Tuesday, 11 November 2008

Misunderstanding surrounding Dogs Trust Glasgow / Glasgow Evening Times article

An article published by the Glasgow Evening Times has lead to some concerned calls to Dogs Trust Glasgow from supporters worried that we have changed our policy to never put a healthy dog down. This is decidely not the case. We continue to offer a safe haven to all the dogs in our care for as long as is necessary to find them a home.

The article, entitled "PETS SUFFER IN KENNEL CRISIS: Dogs get put down as home is so full", actually pointed out that Dogs Trust Glasgow is so busy that it is having to turn dogs away; these dogs might end up in council pounds or other centres where they might be put down if a suitable home cannot be found swiftly. With the best will (and staff) in the world, there is only room for a certain number of dogs at each Centre.

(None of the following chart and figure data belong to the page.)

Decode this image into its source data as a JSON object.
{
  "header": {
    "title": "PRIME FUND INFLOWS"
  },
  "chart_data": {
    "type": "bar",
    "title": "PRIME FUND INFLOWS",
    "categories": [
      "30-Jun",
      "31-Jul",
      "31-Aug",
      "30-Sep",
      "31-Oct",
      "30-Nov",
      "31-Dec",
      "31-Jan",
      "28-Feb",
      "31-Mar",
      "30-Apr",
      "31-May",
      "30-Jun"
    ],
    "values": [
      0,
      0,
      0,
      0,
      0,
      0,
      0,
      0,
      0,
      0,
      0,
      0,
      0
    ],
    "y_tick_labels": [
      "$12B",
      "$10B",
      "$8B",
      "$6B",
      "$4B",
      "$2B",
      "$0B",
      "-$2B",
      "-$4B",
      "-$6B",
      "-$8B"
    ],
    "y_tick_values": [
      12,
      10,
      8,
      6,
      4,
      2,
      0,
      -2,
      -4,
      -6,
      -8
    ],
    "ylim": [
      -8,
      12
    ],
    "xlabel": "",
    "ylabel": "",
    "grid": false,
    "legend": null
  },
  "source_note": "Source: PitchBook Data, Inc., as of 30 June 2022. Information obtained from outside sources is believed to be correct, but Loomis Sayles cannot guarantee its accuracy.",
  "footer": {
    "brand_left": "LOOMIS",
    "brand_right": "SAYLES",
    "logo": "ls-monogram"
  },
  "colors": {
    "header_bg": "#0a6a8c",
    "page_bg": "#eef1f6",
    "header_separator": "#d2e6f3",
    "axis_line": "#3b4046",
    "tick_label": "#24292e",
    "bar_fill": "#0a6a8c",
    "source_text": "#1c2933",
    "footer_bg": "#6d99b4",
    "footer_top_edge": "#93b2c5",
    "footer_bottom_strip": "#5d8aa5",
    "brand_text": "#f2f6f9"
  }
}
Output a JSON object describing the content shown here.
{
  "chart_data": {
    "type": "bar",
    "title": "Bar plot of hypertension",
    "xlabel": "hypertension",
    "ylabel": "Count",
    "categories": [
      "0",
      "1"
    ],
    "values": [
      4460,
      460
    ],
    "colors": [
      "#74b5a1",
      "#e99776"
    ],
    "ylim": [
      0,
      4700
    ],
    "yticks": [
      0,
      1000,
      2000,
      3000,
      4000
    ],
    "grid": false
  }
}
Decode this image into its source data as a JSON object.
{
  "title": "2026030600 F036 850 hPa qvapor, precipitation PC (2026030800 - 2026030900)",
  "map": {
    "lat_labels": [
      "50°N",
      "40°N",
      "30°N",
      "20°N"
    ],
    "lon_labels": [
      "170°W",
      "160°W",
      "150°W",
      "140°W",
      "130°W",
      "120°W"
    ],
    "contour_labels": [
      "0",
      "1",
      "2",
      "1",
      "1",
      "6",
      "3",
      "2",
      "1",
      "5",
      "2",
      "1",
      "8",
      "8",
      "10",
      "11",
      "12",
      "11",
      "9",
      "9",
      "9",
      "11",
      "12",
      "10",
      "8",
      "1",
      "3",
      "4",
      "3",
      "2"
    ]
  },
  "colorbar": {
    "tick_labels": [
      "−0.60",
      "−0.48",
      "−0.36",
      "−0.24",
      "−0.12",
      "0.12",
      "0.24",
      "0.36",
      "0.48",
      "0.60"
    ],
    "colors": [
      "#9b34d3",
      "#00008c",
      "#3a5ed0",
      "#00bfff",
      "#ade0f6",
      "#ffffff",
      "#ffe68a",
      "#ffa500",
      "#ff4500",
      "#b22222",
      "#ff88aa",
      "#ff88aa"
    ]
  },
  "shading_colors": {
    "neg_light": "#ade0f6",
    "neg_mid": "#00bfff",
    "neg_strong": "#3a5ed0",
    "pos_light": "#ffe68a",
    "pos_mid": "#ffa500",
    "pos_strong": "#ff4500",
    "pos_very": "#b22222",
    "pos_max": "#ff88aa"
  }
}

Although all our Centres try to accommodate the unclaimed strays from their local area, they all have waiting lists for other dogs. The sad reality is that each Centre is offered many more dogs than it can possibly take and has to turn away dogs each and every day, simply because there is not enough room for them all. Nobody enjoys making this thoroughly unenviable choice but all the Rehoming Centres have to make such decisions every single day of the year.

In the past, volunteers and canine carers have taken some dogs home with them temporarily when the kennels have been full; everyone is dedicated to helping as many dogs as is possible given available resources. Our Stray Dogs Report highlights the extent of dog destruction through local authorities and helps us identify ways to improve the situation on all fronts: by educating owners to be more responsible, through neutering campaigns to reduce unwanted litters, by encouraging microchipping to make it easier for lost dogs to be reunited with their owners and much more.

Having said that, the situation is improving gradually all the time. Thanks to the generosity of our supporters and volunteers, the number of stray dogs is slowly dropping and last year Dogs Trust was able to care for over 16,000 dogs, over 14,000 of which were rehomed over the course of the year. We now have 17 Centres around the country, as well as Oakfield Old Dogs Home on the Dogs Trust Roden site, and work has just begun on Dogs Trust Dublin.

Please be reassured that no matter what the situation, Dogs Trust will never change the key message in its mission statement; the charity continues to work towards the day when all dogs have a happy life, free from the threat of unnecessary destruction.